Elle défit le bandage de sa jambe. La brûlure était saine mais la cicatrice serait fort laide. Tant pis ! La jeune femme refit le pansement avec philosophie. En se baignant tout à l'heure, elle avait senti la finesse de sa taille, vu ses jambes fuselées et agiles, des jambes qui avaient perdu l'excédent de graisse gagné dans le harem. À tout prendre, elle s'en tirait à bon compte.

Une fois encore, elle se pencha sur le miroir improvisé et se sourit.

– Je crois que je suis encore présentable, dit-elle aux oiseaux qui la regardaient sans effroi.

Tandis qu'elle remontait la pente, elle chantonnait. Tout à coup, elle s'interrompit. Elle venait d'apercevoir Colin Paturel, étendu sur le gazon parmi les fleurettes blanches. Il avait un bras sous sa tête et ne bougeait pas.

L'inquiétude qu'elle éprouvait à son égard la reprit et elle s'approcha à pas de loup pour l'observer.

Le Normand dormait. Son souffle paisible et régulier soulevait sa large poitrine, velue, que découvrait le burnous entrouvert. Non, il n'était pas malade. Son teint recuit, la sérénité de ses lèvres closes, hautaines dans le sommeil et jusqu'à sa posture abandonnée, le visage un peu détourné sur son bras, un genou relevé, étaient ceux d'un homme en pleine santé, réparant ses forces après un dur labeur. Et à le contempler ainsi, endormi sous les cèdres, elle trouva qu'il ressemblait à Adam. Il y avait tant de primitive perfection dans ce corps immense et vigoureux, en cet homme simple, chasseur errant, justicier, pasteur de son peuple. Elle s'agenouilla, attirée par lui. Le vent faisait danser une mèche sur le front buriné elle y posa la main et l'écarta doucement.

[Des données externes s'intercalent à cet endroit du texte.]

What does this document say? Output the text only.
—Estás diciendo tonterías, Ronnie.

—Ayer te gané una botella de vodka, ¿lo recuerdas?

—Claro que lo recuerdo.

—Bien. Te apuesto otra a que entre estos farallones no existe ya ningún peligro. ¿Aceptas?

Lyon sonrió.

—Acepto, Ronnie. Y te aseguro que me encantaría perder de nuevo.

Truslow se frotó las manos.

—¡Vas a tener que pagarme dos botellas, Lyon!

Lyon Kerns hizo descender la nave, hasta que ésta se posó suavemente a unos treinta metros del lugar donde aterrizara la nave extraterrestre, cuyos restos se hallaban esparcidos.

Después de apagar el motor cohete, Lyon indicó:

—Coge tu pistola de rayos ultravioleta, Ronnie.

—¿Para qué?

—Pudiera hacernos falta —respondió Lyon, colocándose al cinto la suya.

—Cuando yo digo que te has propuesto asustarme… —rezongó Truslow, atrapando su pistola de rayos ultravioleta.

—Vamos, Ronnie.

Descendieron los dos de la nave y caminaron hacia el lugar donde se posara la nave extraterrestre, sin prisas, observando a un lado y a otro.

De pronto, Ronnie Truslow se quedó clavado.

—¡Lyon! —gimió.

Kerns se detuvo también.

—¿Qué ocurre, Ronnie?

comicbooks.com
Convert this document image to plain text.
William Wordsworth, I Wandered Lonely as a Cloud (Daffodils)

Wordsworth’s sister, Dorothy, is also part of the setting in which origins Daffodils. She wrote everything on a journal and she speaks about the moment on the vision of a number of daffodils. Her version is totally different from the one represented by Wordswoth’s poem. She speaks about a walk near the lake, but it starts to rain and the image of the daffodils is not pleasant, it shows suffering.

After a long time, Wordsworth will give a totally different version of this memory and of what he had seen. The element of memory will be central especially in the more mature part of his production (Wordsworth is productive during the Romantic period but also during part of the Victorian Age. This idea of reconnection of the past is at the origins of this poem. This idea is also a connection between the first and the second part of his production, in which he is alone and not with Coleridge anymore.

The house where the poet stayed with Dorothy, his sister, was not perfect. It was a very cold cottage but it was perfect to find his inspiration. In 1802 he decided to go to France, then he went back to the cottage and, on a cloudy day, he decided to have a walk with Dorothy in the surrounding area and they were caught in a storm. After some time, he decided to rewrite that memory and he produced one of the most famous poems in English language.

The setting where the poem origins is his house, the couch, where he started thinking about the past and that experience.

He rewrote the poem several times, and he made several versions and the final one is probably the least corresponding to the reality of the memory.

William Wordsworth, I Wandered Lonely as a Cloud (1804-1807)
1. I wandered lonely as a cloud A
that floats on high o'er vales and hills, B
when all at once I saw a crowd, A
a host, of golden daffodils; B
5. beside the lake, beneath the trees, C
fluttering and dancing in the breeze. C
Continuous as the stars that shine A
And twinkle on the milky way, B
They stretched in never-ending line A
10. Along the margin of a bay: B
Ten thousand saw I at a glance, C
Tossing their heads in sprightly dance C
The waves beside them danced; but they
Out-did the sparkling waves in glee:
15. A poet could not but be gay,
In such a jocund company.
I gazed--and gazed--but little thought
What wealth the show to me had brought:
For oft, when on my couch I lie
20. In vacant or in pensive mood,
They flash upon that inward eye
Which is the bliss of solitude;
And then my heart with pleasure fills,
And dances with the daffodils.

Colin Paturel ouvrit les yeux. Le regard qu'il fixa sur elle lui parut étrange. Elle eut un recul instinctif. Le Normand semblait avoir peine à reprendre ses esprits.

– Que se passe-t-il ? bredouilla-t-il d'une voix rauque. Les Maures ?

– Non, tout est calme. Je vous regardais dormir. Oh ! Colin, ne me fixez pas ainsi, cria-telle subitement hors d'elle, vous me faites peur ! Qu'avez-vous depuis quelques jours ? Que se passe-t-il ? Si un danger nous menace, dites-le-moi. Je suis capable de partager vos soucis, mais je ne peux pas souffrir votre... oui, c'est cela, votre rancune à mon égard. On dirait à certains moments que vous me détestez, que vous m'en voulez... De quoi ? Est-ce d'avoir été piquée par le serpent et de retarder notre marche ? Je ne comprends plus. Vous aviez su vous montrer si généreux. Je croyais... Colin, pour l'amour du Ciel, si vous avez quelque chose à me reprocher, dites-le-moi, mais je ne peux plus le supporter... Si vous me haïssez que vais-je devenir ?...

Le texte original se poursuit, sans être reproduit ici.